Tag Archives: #tsql2sday

Wait for file before processing

As part of a recent project, I needed to check if a file existed before starting an SSIS package to import that file.  The catch was that I did not know what time time file was going to be placed on the file system.  If the SSIS package runs and the file does not exist yet, the package will fail.

You can create a script task component within SSIS to check for a file and then sleep, however several sources said that this could spike the processor so I deceded to go a different route.  To solve the problem, I wrote a quick little powershell script to check if the file exists and then wait in a loop before starting the SSIS package.

I created a SQL agent job with 2 steps.  The job runs daily at 1:00 AM. The job has a status of Executing on Step 1 until the file exists.

Step 1: powershell script to check for the file (see below)

Step 2: Execute SSIS package task.

The file that I am looking for in this example is: C:\test\ImportFolder\fileToCheck_20130212.txt
You will notice that today’s date is also appended to the end of the file name.  I built the file name out dynamically along with the current date stamp.

$dt = Get-Date -format yyyyMMdd
$path = 'C:\test\ImporFolder\'
$theFile = $path + 'fileToCheck_' + $dt +'.txt'

#  $theFile variable will contain:  C:\test\ImportFolder\fileToCheck_20130212.txt
While (1 -eq 1) {
	IF (Test-Path $theFile) {
		#file exists. break loop
		break
	}
	#sleep for 60 seconds, then check again
	Start-Sleep -s 60
}

This post is part of the blogging phenomenon known as TSQL Tuesday. This month’s blog party is hosted by Wayne Sheffield, who is writing a series of blog posts in the month of February all about powershell..

SQL Tuesday #028 – Jack of All Trades, Master of None

This month’s TSQL Tuesday is hosted by Argenis Fernandez.  This month’s topic:  “blog about your experience. Tell us why you specialized, or why you’d like to specialize. If you don’t think that specialization is a good thing, tell us why. Discuss. Argue your point(s).”

=================================================

My first job out of college was a Network Administrator for a small non-profit organization.  As the only IT guy in the organization, I was responsible for a lot…managing servers, planning upgrades, scheduling downtime, email setup/support, network switches, cabling, wireless network access/security, managing data, backing up data, help desk support, desktop pc support, web site design, managing the phone system, building overhead paging, video surveillance system, report design and generation, unjamming printers and copiers, evaluating new applications, and developing custom applications.  The organization has classrooms spread out across the entire county.  Each classroom had various technologies from a PC, to phones, answering machines, and speaker systems.

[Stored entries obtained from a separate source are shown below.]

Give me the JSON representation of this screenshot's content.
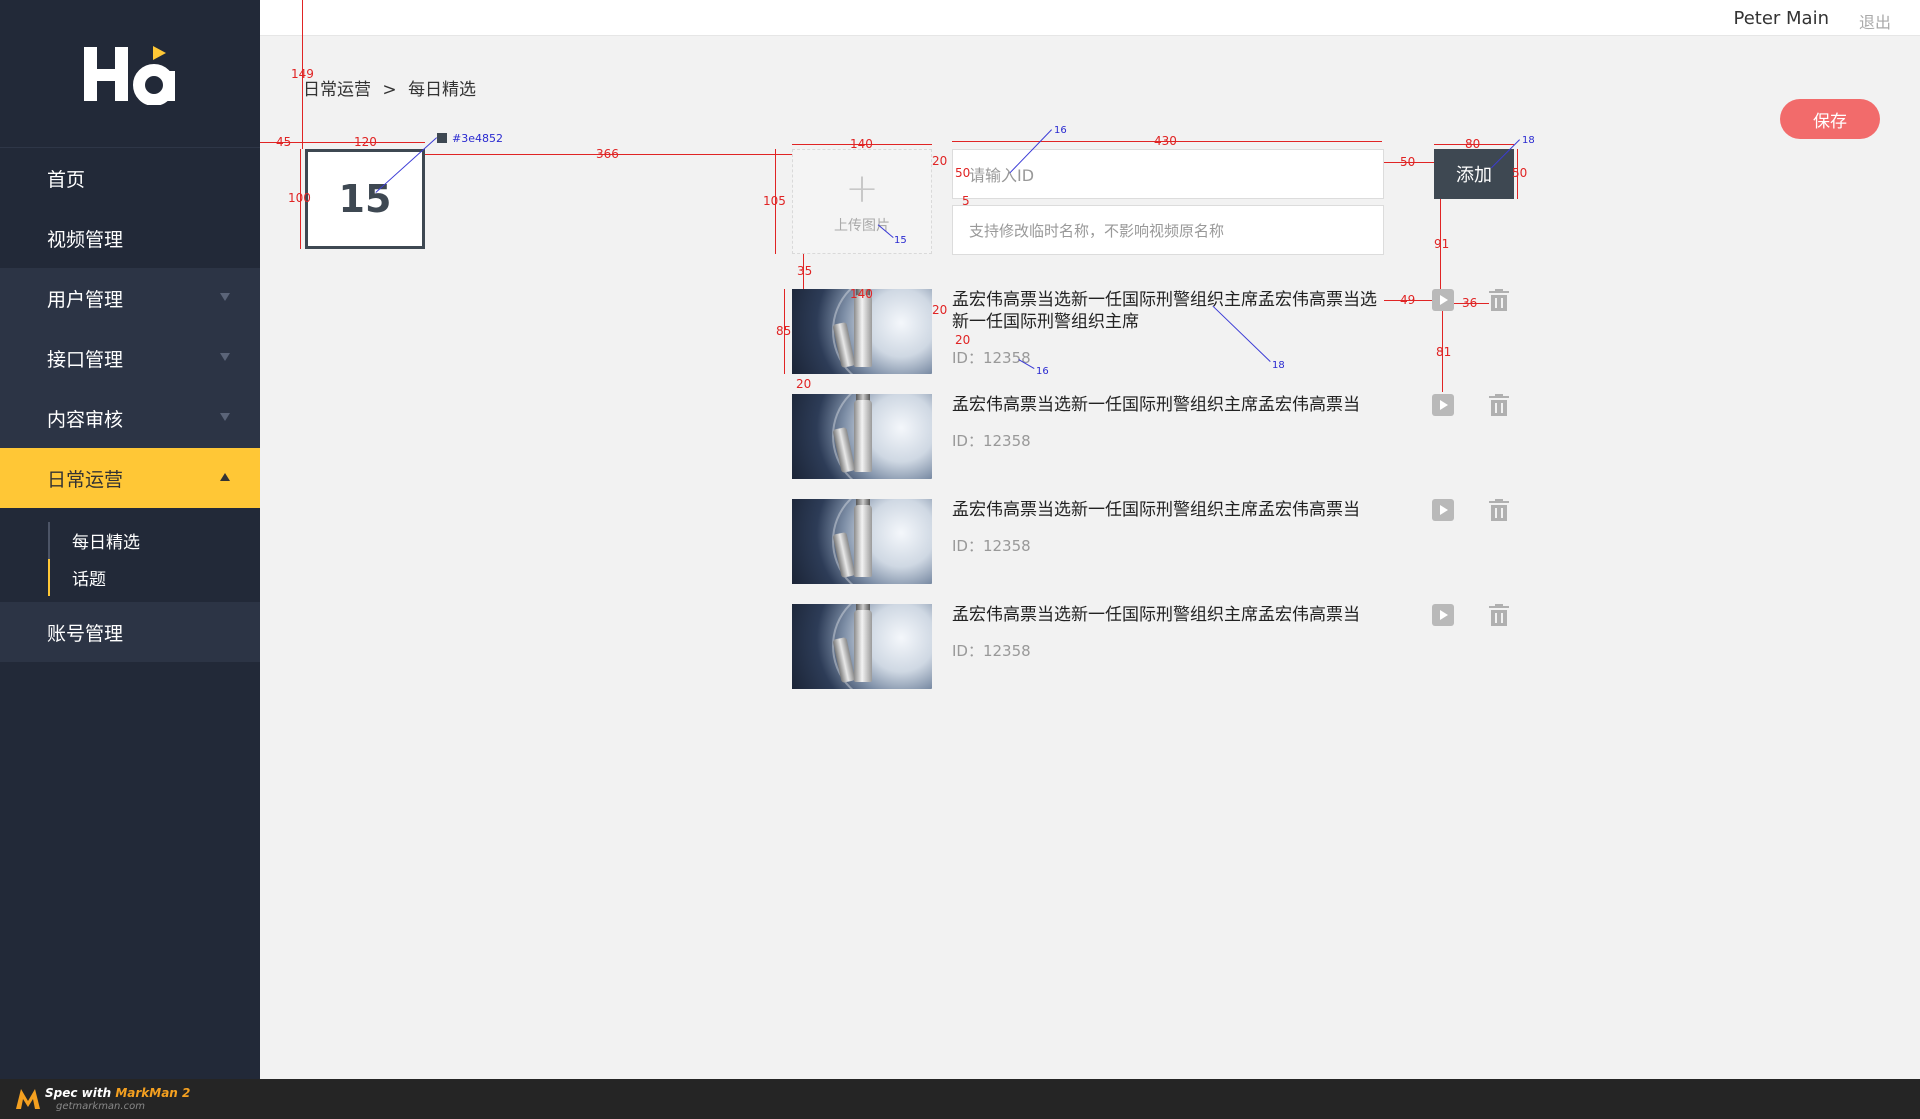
{
  "brand": {
    "logo_text": "Ha"
  },
  "header": {
    "user_name": "Peter Main",
    "logout_label": "退出"
  },
  "sidebar": {
    "items": [
      {
        "label": "首页"
      },
      {
        "label": "视频管理"
      },
      {
        "label": "用户管理"
      },
      {
        "label": "接口管理"
      },
      {
        "label": "内容审核"
      },
      {
        "label": "日常运营"
      },
      {
        "label": "账号管理"
      }
    ],
    "submenu": [
      {
        "label": "每日精选"
      },
      {
        "label": "话题"
      }
    ]
  },
  "breadcrumb": {
    "parent": "日常运营",
    "separator": ">",
    "current": "每日精选"
  },
  "toolbar": {
    "save_label": "保存",
    "add_label": "添加"
  },
  "count": "15",
  "upload": {
    "label": "上传图片"
  },
  "form": {
    "id_placeholder": "请输入ID",
    "name_placeholder": "支持修改临时名称，不影响视频原名称"
  },
  "list": [
    {
      "title": "孟宏伟高票当选新一任国际刑警组织主席孟宏伟高票当选新一任国际刑警组织主席",
      "id_text": "ID：12358"
    },
    {
      "title": "孟宏伟高票当选新一任国际刑警组织主席孟宏伟高票当",
      "id_text": "ID：12358"
    },
    {
      "title": "孟宏伟高票当选新一任国际刑警组织主席孟宏伟高票当",
      "id_text": "ID：12358"
    },
    {
      "title": "孟宏伟高票当选新一任国际刑警组织主席孟宏伟高票当",
      "id_text": "ID：12358"
    }
  ],
  "colors": {
    "sidebar": "#222938",
    "accent": "#ffc736",
    "primary": "#3e4852",
    "save": "#f26b6b"
  },
  "spec": {
    "color_label": "#3e4852",
    "dims": {
      "top_149": "149",
      "left_45": "45",
      "w_120": "120",
      "h_100": "100",
      "gap_366": "366",
      "w_140": "140",
      "gap_20": "20",
      "w_430": "430",
      "gap_50": "50",
      "w_80": "80",
      "h_50a": "50",
      "h_50b": "50",
      "h_5": "5",
      "h_105": "105",
      "v_35": "35",
      "v_91": "91",
      "w_140b": "140",
      "g_20b": "20",
      "h_85": "85",
      "g_20c": "20",
      "g_49": "49",
      "g_36": "36",
      "v_81": "81",
      "v_20d": "20"
    },
    "fonts": {
      "f16a": "16",
      "f18a": "18",
      "f15": "15",
      "f18b": "18",
      "f16b": "16"
    }
  },
  "footer": {
    "brand_prefix": "Spec with ",
    "brand_name": "MarkMan 2",
    "site": "getmarkman.com"
  }
}
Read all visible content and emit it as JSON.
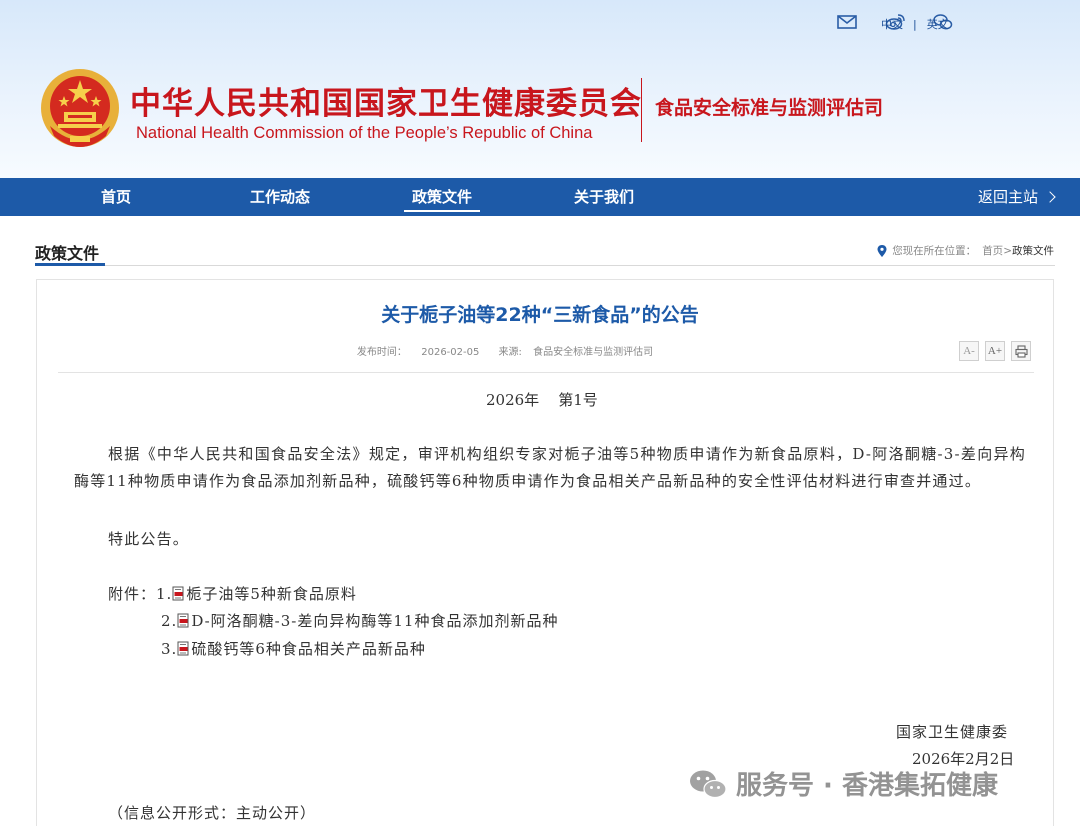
{
  "header": {
    "org_cn": "中华人民共和国国家卫生健康委员会",
    "org_en": "National Health Commission of the People’s Republic of China",
    "dept": "食品安全标准与监测评估司",
    "icons": [
      "mail-icon",
      "weibo-icon",
      "wechat-icon"
    ],
    "lang_cn": "中文",
    "lang_sep": "|",
    "lang_en": "英文"
  },
  "nav": {
    "items": [
      {
        "label": "首页"
      },
      {
        "label": "工作动态"
      },
      {
        "label": "政策文件",
        "active": true
      },
      {
        "label": "关于我们"
      }
    ],
    "back_label": "返回主站"
  },
  "section": {
    "title": "政策文件",
    "breadcrumb": {
      "prefix": "您现在所在位置：",
      "home": "首页",
      "sep": ">",
      "current": "政策文件"
    }
  },
  "article": {
    "title": "关于栀子油等22种“三新食品”的公告",
    "meta": {
      "date_label": "发布时间：",
      "date": "2026-02-05",
      "source_label": "来源:",
      "source": "食品安全标准与监测评估司"
    },
    "tools": {
      "font_small": "A-",
      "font_large": "A+"
    },
    "issue": "2026年    第1号",
    "paragraph": "根据《中华人民共和国食品安全法》规定，审评机构组织专家对栀子油等5种物质申请作为新食品原料，D-阿洛酮糖-3-差向异构酶等11种物质申请作为食品添加剂新品种，硫酸钙等6种物质申请作为食品相关产品新品种的安全性评估材料进行审查并通过。",
    "notice": "特此公告。",
    "attachments_label": "附件：",
    "attachments": [
      {
        "num": "1.",
        "text": "栀子油等5种新食品原料"
      },
      {
        "num": "2.",
        "text": "D-阿洛酮糖-3-差向异构酶等11种食品添加剂新品种"
      },
      {
        "num": "3.",
        "text": "硫酸钙等6种食品相关产品新品种"
      }
    ],
    "signature": "国家卫生健康委",
    "sign_date": "2026年2月2日",
    "disclosure": "（信息公开形式：主动公开）"
  },
  "watermark": {
    "text": "服务号 · 香港集拓健康"
  },
  "colors": {
    "brand_red": "#c8161d",
    "nav_blue": "#1d5aa8"
  }
}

I definitely could not specialize in any particular area in this position.  On any given day I could have needed to travel 60 miles round trip to fix a problem in one of the outlying classrooms and return to my office prepare data to submit for a federally mandated report.  When people asked me what I did, I would tell them my job was to fix anything that plugged into a wall.  With a non-existent budget, I had to get creative to make things work in the organization.

Through a series of life choices, I moved on to a new company in a new position that focused more on systems and database administration.  This position is definitely a lot more specialized than where I started.  There are now other support groups that I can refer people to for issues with PC’s, Exchange, networking, phones, etc.

I still think that it is important to keep up on a lot of the basics, especially with SQL server.  People like to blame the database as the problem when often times the solution is not nearly that simple.  Many problems that I encounter on a day-to-day basis are rooted in specialties not directly related to SQL server.  I may not be a specialist in networking, pc repair, or Active Directory administration, but it has been very beneficial to me to have a good working knowledge of these concepts.  There are other people responsible for fixing these things at my current company.  I can usually figure out what the problems is  and direct to the correct support groups fairly quickly with my generalist background.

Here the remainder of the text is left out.